Это был наиболее продуктивный период его жизни. Он второй раз женился и счастливо прожил со своей Екатериной Ивановной тридцать лет, до самой смерти. На вопрос «Что пишете?» Шварц вслед за любимым Чеховым отвечал: «Всё, кроме доносов». Фельетоны, сказки, рассказы, подписи под картинками для детских журналов, стихи, либретто, цирковые репризы; программы для Аркадия Райкина и Сергея Образцова в театре, сценарии для Александра Роу («Марья-искусница»), Григория Козинцева («Дон Кихот») и Илья Фрэза («Первоклассница) – в кино, а ещё он оставил множество портретов современников…
Первой пьесой в ключевом для него жанре была «Красная шапочка». Затем последовали другие театральные сказки, которые и принесли Евгению Шварцу славу выдающегося драматурга,  обессмертив его имя. Хотя случилось это далеко не быстро. У лучших и наиболее глубоких из них судьба была непростой: «Голый король», «Тень» и «Дракон» после первых показов были запрещены и вновь поставлены только в иное историческое время. И, наконец, завершает список самых прославленных его творений «Обыкновенное чудо», премьеру которого он увидел за два года до ухода из жизни.
Критику своих пьес Шварц воспринимал болезненно, а таковой было немало. Сегодня суждения тогдашних критиков часто выглядят нелепыми: автора осуждали не только за то, что было в его пьесе, но и за то, чего в ней не было и не могло быть. Так, в 1954 году на съезде Союза писателей артист Михаил Жаров начисто разнёс «Обыкновенное чудо», не найдя в нём ничего о «выдающейся роли советского народа в строительстве счастья на земле».
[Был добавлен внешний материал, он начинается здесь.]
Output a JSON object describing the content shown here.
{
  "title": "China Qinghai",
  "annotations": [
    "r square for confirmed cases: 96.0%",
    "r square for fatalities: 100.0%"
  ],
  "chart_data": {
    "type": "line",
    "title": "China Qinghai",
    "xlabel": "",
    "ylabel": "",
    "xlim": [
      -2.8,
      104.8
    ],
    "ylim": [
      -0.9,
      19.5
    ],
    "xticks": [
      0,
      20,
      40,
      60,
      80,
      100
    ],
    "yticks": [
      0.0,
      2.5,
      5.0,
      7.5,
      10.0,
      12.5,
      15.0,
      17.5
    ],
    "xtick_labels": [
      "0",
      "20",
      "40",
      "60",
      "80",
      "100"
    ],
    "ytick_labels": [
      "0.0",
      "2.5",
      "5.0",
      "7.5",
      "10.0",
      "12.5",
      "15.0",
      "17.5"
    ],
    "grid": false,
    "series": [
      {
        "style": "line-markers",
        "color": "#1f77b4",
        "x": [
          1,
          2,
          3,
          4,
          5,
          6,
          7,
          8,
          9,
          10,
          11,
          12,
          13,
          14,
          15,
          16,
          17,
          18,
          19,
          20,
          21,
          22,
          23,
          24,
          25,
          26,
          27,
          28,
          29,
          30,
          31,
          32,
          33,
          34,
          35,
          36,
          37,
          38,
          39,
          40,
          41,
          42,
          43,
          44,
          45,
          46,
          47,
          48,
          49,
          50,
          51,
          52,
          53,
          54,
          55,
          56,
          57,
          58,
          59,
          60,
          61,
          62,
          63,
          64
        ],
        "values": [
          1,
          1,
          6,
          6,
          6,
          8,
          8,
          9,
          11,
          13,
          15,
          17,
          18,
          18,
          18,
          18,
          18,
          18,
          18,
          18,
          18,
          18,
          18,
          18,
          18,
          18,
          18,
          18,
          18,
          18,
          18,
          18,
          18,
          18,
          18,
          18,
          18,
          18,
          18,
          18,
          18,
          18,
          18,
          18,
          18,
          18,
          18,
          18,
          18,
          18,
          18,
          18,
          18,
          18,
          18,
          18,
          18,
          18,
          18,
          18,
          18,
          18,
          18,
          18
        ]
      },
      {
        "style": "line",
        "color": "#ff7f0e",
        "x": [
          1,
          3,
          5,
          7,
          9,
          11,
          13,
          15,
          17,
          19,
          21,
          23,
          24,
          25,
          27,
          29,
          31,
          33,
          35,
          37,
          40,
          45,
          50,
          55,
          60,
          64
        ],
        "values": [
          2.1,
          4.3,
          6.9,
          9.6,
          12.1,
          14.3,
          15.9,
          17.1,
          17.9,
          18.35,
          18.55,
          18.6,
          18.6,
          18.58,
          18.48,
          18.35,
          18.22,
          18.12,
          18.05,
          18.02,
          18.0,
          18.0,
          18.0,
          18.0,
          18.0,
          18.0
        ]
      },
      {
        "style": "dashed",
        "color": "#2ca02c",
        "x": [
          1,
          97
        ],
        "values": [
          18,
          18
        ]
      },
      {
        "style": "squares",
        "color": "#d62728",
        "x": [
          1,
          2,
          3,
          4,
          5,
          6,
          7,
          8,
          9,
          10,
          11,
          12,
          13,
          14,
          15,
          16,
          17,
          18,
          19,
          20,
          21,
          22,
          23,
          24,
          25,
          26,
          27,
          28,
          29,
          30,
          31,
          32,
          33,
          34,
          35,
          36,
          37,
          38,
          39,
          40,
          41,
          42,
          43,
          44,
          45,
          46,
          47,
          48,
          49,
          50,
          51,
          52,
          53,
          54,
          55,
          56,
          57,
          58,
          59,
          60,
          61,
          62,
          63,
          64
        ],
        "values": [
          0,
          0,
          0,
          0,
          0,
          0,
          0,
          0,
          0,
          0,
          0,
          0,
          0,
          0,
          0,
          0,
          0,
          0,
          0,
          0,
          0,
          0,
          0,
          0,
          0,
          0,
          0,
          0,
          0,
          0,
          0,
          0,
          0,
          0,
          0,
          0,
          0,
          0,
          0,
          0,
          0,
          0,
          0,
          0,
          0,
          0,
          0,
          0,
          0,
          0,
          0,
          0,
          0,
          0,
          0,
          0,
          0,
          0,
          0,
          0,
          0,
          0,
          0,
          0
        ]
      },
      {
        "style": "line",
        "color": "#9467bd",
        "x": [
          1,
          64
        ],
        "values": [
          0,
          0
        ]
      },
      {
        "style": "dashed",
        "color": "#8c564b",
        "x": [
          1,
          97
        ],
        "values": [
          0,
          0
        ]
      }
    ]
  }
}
Об  «Обыкновенном чуде» следует сказать особо. Она действительно особенная для творчества нашего земляка пьеса – тёплая как никакая другая, полная любви и волшебства; он посвятил её своей жене и изобразил её в образе принцессы.
«Чудо» было адресовано взрослой аудитории, но немедленно заинтересовало детей. Вот что сказал об этом выдающийся режиссёр, постановщик многих произведений Шварца Н.Акимов: «Когда он написал для взрослых «Обыкновенное чудо» — выяснилось, что эту пьесу, имеющую большой успех на вечерних спектаклях, надо ставить и утром, потому что дети непременно хотят на неё попасть… Я думаю, что секрет успеха сказок Шварца заключен в том, что, рассказывая о волшебниках, принцессах, говорящих котах, о юноше, превращённом в медведя, он выражает наши мысли о справедливости, наше представление о счастье, наши взгляды на добро и зло».
Глубокое искусство зачастую имеет не столько прямое, непосредственное, сколько растянутое во времени, отсроченное воздействие на читателей и зрителей, на формирование души. Его смыслы, его эмоциональные посылы вызревают в человеке долго. Но несомненно,  что уроки Евгения Шварца, будучи усвоенными, должны дать и уже дали щедрые и добрые плоды.

«Когда-нибудь спросят: а что ты можешь, так сказать, предъявить? И никакие связи не помогут тебе сделать ножку маленькой, душу — большой, а сердце — справедливым» (Е.Шварц, «Золушка»).